Guide d'autodéfense numérique

Dans la réalité, la clé publique et la clé privée sont des nombres. Ce qu'une clé permet de chiffrer, l'autre permet de le déchiffrer :

Mais comment est-il possible que la clé publique permette de chiffrer un message sans permettre de le déchiffrer ? La cryptographie asymétrique repose en fait sur des problèmes mathématiques extrêmement difficiles à résoudre.

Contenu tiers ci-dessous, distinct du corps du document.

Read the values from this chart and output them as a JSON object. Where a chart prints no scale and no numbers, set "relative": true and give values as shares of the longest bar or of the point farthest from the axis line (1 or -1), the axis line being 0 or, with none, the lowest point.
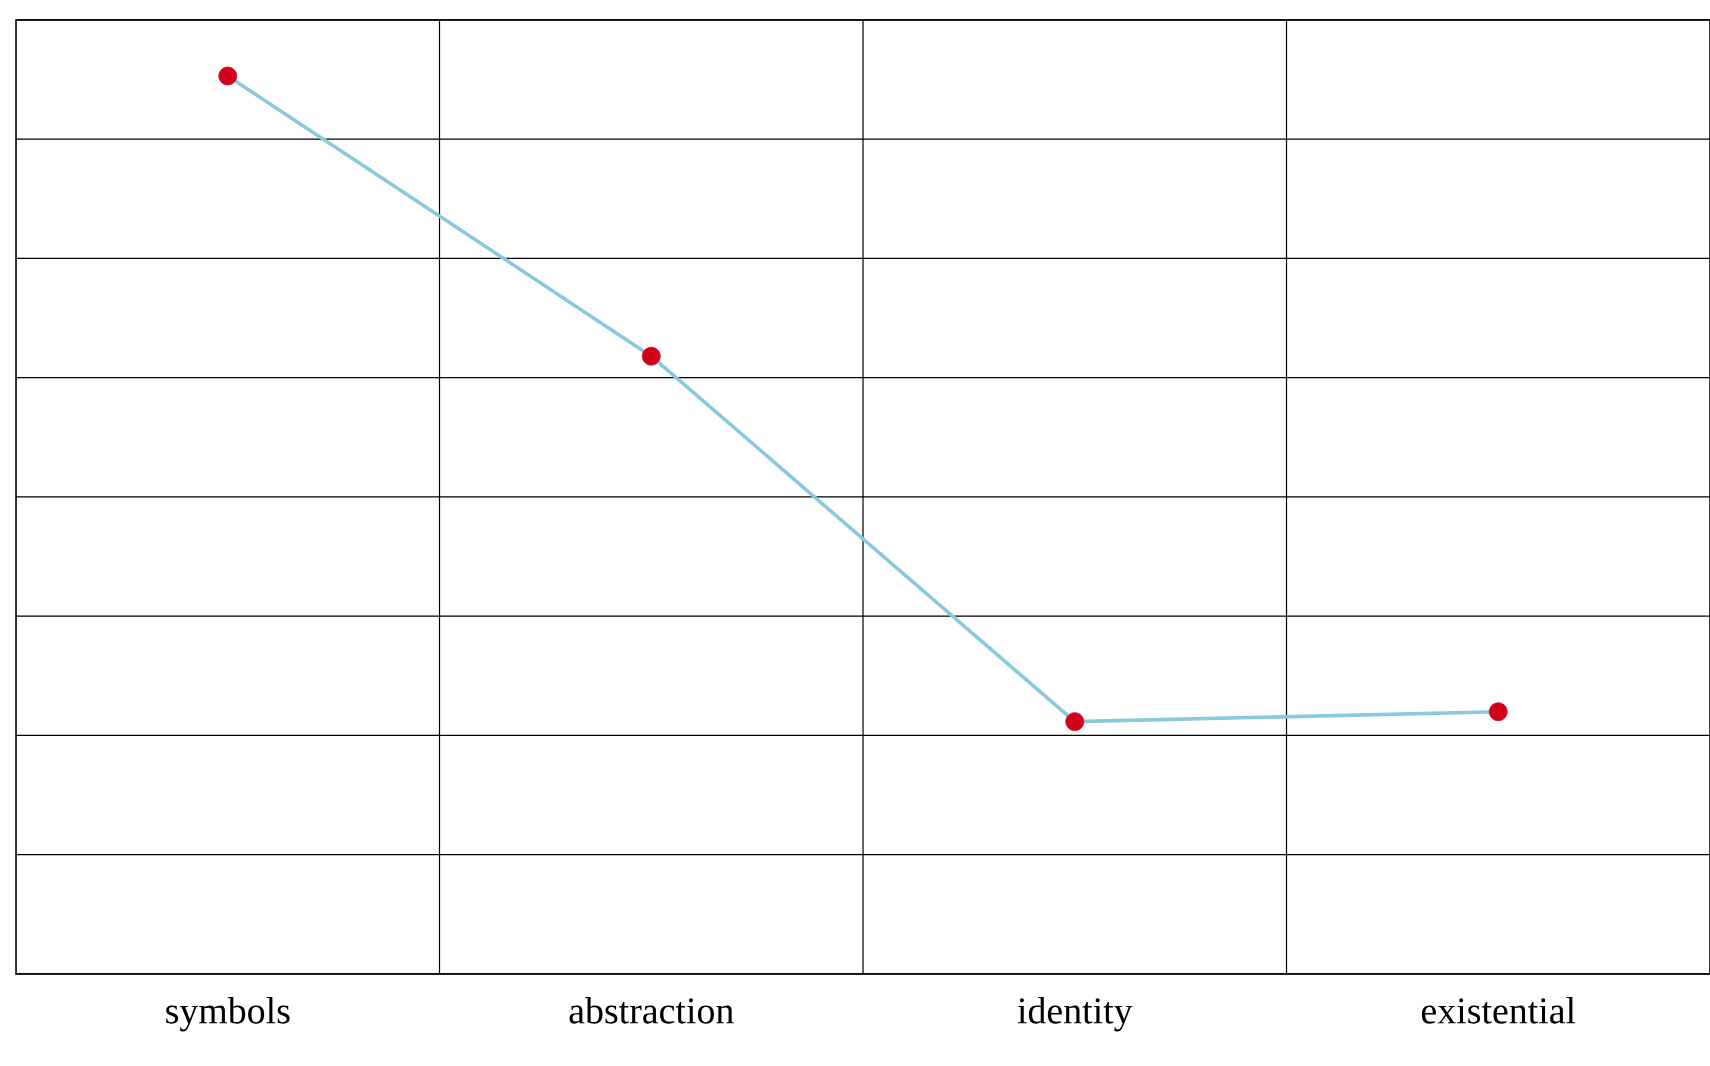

L'algorithme de chiffrement RSA, par exemple, repose sur la « factorisation de nombres entiers ». C'est-à-dire la décomposition d'un nombre entier en nombres premiers.

Étant donné le nombre 12, il est simple de le décomposer en 2 × 2 × 3. De même, 111 est égal à 3 × 37. En revanche, comment décomposer le nombre suivant, composé de 232 chiffres ?

1230186684530117755130494958384962720772853569595334792197322452151726400 5072636575187452021997864693899564749427740638459251925573263034537315482 6850791702612214291346167042921431160222124047927473779408066535141959745 9856902143413

Le résultat est le produit de deux nombres premiers composés chacun de 116 chiffres.

Ce problème de factorisation d'entiers est étudié depuis plus de 2000 ans par des mathématiciens ; pourtant, aucune solution pratique n'a encore été trouvée : la meilleure solution connue est d'essayer avec tous les nombres premiers possibles.

Avec un ordinateur actuel, ce calcul serait beaucoup plus long que la durée d'une vie humaine1. Les nombres les plus difficiles à factoriser sont les produits de deux grands nombres premiers. On choisira donc des nombres suffisamment grands pour que même avec des ordinateurs extrêmement puissants, la factorisation ne puisse pas se faire en un temps réaliste.

Faire confiance à cette méthode revient donc à faire le pari que son adversaire dispose d'une puissance de calcul relativement limitée. La taille des clés, qui se mesure en bits, est d'une importance capitale. En effet, si on considère qu'une clé asymétrique de 2048 bits2 est sûre jusqu'en 20303, une clé de 512 bits se casse en quelques mois avec un ordinateur personnel haut de gamme actuel4. Il faut garder à l'esprit que ce qui est « cassable » par un ordinateur en 10 ans pourrait l'être en 1 an avec 10 ordinateurs identiques au premier.

De plus, si un jour une personne résout ce problème mathématique, il sera possible de déchiffrer sans trop de difficulté les échanges chiffrés qui auront ont été enregistrés – ce type de collecte et de stockage fait partie entre autres des activités de la NSA, agence de renseignement états-unienne5. Beaucoup de secrets militaires et commerciaux seraient alors révélés à ceux qui auront accès à ces enregistrements. En d'autres termes, on peut imaginer une sacrée pagaille entre entreprises concurrentes et agences de renseignements ennemies...

En attendant, les attaques utilisées à l'heure actuelle sur les systèmes de cryptographie asymétrique ciblent la façon de le mettre en œuvre dans tel ou tel logiciel, ou une erreur dans son code source, et non le principe mathématique du système.


  1. La factorisation de ce nombre de 768 bits en 2010 a nécessité 20^10 opérations. Les chercheurs qui l'ont réalisée estiment que le calcul aurait pris environ 2000 ans sur un AMD Opteron à 2.2 GHz, ce qui correspond à plusieurs centaines d'années sur un processeur dernier cri (Thorsten et al., 2010, Factorization of a 768-bit RSA modulus – en anglais).

  2. Un bit est un chiffre binaire (0 ou 1). Pour en savoir plus, voir Wikipédia, 2014, Bit.

  3. Agence nationale de la sécurité des systèmes d’information, 2014, Mécanismes cryptographiques – Règles et recommandations concernant le choix et le dimensionnement des mécanismes cryptographiques.

  4. S. A. Danilov, I. A. Popovyan, 2010, Factorization of RSA-180 (en anglais).

  5. Nicole Perlroth, Jeff Larson et Scott Shane, 2013, N.S.A. Able to Foil Basic Safeguards of Privacy on Web, The New York Times (en anglais).